How to train this...

  • Squats to the Toes: perform squats (body weight and weighted) and include a calf raise at the end of the movement. This will help teach you to integrate the squat into a jump
  • Wall-Balls: The Wall-Ball is a metabolically challenging and power-oriented movement. It will help build your engine and improve your jumping abilities at the same time
  • Jump Squats/Jumping Split Squats: if you are going to learn to jump, it is helpful to practice jumping. Switch between Jump Squats and Jumping Split Squats. These are going to tire you out in a hurry, but rapidly improve your leg strength and jumping abilities.

 

C) You're exhausted when you get there

If you are completely winded by the time you get to the vault you are going to struggle with it. The obvious, but unfortunate, the solution to this: improve your conditioning. I have written extensively about conditioning and how to build you engine here, here and here.

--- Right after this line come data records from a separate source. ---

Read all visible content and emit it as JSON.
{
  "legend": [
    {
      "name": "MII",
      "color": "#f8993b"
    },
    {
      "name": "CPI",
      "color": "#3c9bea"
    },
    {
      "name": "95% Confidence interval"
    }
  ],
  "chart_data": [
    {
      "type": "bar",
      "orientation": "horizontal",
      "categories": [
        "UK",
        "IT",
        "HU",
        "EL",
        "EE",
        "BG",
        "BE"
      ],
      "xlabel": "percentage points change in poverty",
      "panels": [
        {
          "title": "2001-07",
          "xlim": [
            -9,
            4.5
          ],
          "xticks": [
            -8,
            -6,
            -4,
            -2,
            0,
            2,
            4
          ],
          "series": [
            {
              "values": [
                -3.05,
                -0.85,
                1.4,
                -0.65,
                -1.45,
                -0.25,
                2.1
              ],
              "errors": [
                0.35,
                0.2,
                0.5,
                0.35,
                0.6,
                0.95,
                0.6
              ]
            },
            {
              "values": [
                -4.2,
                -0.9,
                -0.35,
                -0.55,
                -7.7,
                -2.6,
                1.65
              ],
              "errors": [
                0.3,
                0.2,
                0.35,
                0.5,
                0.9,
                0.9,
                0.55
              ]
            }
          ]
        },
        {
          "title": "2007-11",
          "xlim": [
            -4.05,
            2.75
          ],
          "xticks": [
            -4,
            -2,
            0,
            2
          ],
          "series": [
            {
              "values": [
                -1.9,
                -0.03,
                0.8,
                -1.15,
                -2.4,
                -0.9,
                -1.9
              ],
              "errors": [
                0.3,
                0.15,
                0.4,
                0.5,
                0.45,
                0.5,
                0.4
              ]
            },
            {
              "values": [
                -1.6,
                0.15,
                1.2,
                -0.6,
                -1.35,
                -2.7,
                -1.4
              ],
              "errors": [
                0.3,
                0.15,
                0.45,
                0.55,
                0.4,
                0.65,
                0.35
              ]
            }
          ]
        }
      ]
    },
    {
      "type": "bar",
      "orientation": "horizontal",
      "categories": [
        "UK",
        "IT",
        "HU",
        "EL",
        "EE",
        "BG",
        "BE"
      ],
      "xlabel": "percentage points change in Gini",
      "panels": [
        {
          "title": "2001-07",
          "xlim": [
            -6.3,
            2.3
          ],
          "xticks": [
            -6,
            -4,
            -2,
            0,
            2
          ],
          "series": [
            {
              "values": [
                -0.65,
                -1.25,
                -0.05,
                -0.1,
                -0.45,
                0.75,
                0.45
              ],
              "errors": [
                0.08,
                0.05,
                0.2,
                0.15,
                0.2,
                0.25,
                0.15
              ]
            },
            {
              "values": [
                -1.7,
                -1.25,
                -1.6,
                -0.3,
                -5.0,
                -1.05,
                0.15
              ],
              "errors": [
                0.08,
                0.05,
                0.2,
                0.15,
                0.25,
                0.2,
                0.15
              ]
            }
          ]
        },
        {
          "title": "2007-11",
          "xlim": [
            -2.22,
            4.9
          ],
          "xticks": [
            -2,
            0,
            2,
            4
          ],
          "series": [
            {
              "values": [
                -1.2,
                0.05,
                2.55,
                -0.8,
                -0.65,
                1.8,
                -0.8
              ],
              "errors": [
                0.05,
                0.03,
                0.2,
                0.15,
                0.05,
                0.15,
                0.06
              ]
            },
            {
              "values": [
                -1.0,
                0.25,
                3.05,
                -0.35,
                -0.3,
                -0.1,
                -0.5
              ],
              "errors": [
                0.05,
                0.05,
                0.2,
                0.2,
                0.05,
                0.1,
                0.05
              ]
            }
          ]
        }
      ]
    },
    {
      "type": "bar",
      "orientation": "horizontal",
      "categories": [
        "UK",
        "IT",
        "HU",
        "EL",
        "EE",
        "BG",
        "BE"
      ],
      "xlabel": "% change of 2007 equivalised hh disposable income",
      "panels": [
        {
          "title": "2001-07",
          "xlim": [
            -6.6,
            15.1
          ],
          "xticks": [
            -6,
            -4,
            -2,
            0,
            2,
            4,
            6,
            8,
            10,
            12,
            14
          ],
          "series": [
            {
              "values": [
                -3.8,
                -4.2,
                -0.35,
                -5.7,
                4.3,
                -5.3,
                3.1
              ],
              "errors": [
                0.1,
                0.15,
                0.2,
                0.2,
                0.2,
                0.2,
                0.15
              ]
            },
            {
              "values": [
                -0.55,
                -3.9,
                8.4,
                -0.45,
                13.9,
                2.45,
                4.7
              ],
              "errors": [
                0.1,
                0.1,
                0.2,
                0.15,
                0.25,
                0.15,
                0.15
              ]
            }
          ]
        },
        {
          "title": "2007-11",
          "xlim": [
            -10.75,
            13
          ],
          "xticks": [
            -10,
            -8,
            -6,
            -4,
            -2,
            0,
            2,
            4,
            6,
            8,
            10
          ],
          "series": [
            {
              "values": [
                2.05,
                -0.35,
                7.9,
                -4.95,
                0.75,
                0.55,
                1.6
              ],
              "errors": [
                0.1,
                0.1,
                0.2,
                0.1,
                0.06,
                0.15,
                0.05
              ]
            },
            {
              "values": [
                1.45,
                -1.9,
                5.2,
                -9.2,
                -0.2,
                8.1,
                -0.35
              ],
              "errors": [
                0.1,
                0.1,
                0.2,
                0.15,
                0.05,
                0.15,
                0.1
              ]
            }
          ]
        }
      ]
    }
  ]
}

That being said, there are a few training tips you can utilize to help you with the vault at the end of the POPAT.

How to train this...

  • Get tired, then Jump: to get used jumping when you are tired, and you will feel considerable more comfortable at the end of the test. Try the following, and see who you do: run 400m all out and then perform 10 squat jumps
  • Get tired and then support our body weight: do the same thing as above, but substitute planks or mountain climbers with the squat jumps. You will quickly realize the challenge involved with this: it is hard to breathe and stabilize at the same time. The more you train, the easier this will become.

If you follow these tips, you should make some significant improvements on the vault. The key to success is consistency. Add in a little bit of hard work and you are well on your way towards your best PAT time yet.